Either out of habit or lack of awareness, Middler said that people seek medical advice outside the Jewish community. She theorized that parents who do seek mental health help for their children search for outside professionals to ensure privacy, because mental illness remains stigmatizing.

“There is a big need for teen groups in the Jewish community,” she said. “Individual therapy is not as effective for teens as a group.”

Yet, the tiny social services agency — which last year was the largest single fundraising recipient of the Jewish Federation of Orange County — is in dire need of more paying clients at a time when demands on its services are increasing, even as its revenue is shrinking.

Ending its fiscal year on June 30 with an unusual $25,000 shortfall, the agency, which provides services on average to 600 people each month on an annual budget of $850,000, by midmonth will consider reducing its 10-person staff or resort to more fundraising to cover its deficit.

“We’re bracing for a lean year and cutting programs,” said Mel Roth, the agency’s executive director.

So, too, are county agencies that provide low-cost social services, health care and housing. In the county’s initial budget review in February, each agency expected budget reductions in 2003-04 due to the state’s fiscal crisis.
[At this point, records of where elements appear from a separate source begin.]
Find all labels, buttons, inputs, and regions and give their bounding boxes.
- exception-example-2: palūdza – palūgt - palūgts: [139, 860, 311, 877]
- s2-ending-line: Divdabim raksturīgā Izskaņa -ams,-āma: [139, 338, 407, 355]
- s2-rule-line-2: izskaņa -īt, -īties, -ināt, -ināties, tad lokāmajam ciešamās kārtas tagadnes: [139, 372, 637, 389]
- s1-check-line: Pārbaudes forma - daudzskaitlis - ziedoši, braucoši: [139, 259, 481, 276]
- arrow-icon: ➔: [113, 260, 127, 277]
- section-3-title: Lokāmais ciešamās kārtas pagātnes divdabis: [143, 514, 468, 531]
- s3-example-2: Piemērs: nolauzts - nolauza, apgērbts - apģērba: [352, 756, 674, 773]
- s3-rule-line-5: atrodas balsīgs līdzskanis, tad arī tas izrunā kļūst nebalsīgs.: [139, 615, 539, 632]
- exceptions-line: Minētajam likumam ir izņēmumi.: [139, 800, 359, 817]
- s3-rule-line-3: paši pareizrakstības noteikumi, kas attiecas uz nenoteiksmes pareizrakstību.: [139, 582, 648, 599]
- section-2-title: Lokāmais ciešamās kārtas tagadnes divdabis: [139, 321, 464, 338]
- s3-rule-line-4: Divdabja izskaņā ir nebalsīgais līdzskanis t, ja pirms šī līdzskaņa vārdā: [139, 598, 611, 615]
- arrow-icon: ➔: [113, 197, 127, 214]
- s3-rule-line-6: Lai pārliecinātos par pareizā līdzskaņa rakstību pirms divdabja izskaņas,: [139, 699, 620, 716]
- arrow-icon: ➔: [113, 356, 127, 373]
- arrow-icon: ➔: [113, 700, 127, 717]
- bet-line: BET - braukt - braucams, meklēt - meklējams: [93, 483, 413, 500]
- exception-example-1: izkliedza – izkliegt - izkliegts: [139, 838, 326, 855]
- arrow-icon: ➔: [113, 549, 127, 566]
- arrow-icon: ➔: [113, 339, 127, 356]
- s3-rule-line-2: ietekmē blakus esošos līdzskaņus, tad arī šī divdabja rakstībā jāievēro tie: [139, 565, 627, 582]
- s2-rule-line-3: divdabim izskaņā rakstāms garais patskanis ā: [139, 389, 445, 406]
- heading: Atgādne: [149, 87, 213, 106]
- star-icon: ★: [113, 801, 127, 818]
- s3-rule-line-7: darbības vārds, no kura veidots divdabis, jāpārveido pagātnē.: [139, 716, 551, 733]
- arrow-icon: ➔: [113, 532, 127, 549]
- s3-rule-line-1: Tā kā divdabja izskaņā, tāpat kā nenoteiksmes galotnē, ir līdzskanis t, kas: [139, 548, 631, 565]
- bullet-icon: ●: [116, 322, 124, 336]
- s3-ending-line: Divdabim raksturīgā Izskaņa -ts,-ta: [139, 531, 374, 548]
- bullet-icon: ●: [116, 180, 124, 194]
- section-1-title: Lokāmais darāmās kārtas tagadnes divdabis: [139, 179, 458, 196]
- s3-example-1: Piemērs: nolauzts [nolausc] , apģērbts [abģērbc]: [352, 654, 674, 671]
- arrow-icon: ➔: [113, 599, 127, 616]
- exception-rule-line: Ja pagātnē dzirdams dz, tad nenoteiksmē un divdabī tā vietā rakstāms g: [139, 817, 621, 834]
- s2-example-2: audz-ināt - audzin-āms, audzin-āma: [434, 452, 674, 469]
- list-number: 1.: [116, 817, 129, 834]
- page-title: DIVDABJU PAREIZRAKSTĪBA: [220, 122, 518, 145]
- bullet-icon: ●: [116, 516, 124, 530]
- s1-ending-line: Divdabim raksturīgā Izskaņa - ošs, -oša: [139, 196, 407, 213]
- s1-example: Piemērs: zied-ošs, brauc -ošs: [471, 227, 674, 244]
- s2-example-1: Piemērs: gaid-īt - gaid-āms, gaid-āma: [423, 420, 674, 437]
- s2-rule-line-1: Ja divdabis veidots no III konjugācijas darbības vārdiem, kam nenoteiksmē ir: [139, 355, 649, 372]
Middler and three other licensed social workers counsel individuals, families and groups of five to 10 people. Currently, JFS moderates two women’s support groups, another for divorced fathers and others for caregivers and the bereaved. The agency also helps resettle refugees, provides information referrals and makes interest-free loans of up to $1,000.

This year’s precipitous increase in requests for fee reductions has cut into the agency’s revenue. It has coincided with a 70 percent increase in requests by individuals for direct financial aid, which the agency can do little to abate.

“We’re getting the message from different directions of economic impact,” Roth said. “We’re finding people can’t even pay a minimum of $10 or $15” for services.

The agency in recent months hired a consultant grant writer, but success on that front could be months away.

Conservative in managing the agency’s resources, Roth holds a reserve account with four months of operating funds. That has helped keep the agency’s door open between January and June, which more typically is a period of stable revenue.

About a quarter of JFS funding is provided by the county’s Jewish Federation, the umbrella fundraising organization for local and national Jewish groups, which raised $2 million in the year ending June 30, a small decline from a year ago.

Roth predicted that the Federation’s allocation will remain stable but expects less funding from Orange County’s United Way, which last year provided 19 percent of the agency’s revenue.

While the local chapter bucked the national trend by raising $26.4 million — about the same as in 2001-02 — to help the needy, JFS is likely to see its distribution decline 30 percent, Roth said. Another 20 to 30 local nonprofits were added to the 88 organizations United Way will distribute funds to this year.

“There is less money to apply for and more groups seeking them,” he said.

Roth added: “It’s not a good scenario.”